Given this sample code:

#include <iostream>
#include <stdexcept>

class my_exception_t : std::exception
{
public:
    explicit my_exception_t()
    { }

    virtual const char* what() const throw()
    { return "Hello, world!"; }
};

int main()
{
    try
        { throw my_exception_t(); }
    catch (const std::exception& error)
        { std::cerr << "Exception: " << error.what() << std::endl; }
    catch (...)
        { std::cerr << "Exception: unknown" << std::endl; }

    return 0;
}

I get the following output:

Exception: unknown

Yet simply making the inheritance of my_exception_t from std::exception public, I get the following output:

Exception: Hello, world!

Could someone please explain to me why the type of inheritance matters in this case? Bonus points for a reference in the standard.

Answer 1

When you inherit privately, you cannot convert to or otherwise access that base class outside of the class.
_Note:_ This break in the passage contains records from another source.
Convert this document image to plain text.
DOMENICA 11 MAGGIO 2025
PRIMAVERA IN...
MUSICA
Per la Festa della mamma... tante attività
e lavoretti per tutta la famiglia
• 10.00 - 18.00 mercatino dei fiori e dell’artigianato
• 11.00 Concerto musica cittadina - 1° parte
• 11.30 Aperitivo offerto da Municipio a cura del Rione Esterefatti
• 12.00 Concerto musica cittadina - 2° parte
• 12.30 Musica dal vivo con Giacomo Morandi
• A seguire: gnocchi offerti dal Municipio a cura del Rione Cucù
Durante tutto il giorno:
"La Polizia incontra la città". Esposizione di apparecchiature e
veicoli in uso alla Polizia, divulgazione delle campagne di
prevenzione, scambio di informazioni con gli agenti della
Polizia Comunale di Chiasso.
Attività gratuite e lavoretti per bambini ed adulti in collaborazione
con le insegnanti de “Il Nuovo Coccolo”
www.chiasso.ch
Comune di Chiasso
Since you asked for something from the standard:

§11.2/4:
A base class is said to be accessible if an invented public member of the base class is accessible. If a base class is accessible, one can implicitly convert a pointer to a derived class to a pointer to that base class (4.10, 4.11).

Simply put, to anything outside the class it's like you never inherited from std::exception, because it's private. Ergo, it will not be able to be caught in the std::exception& clause, since no conversion exists.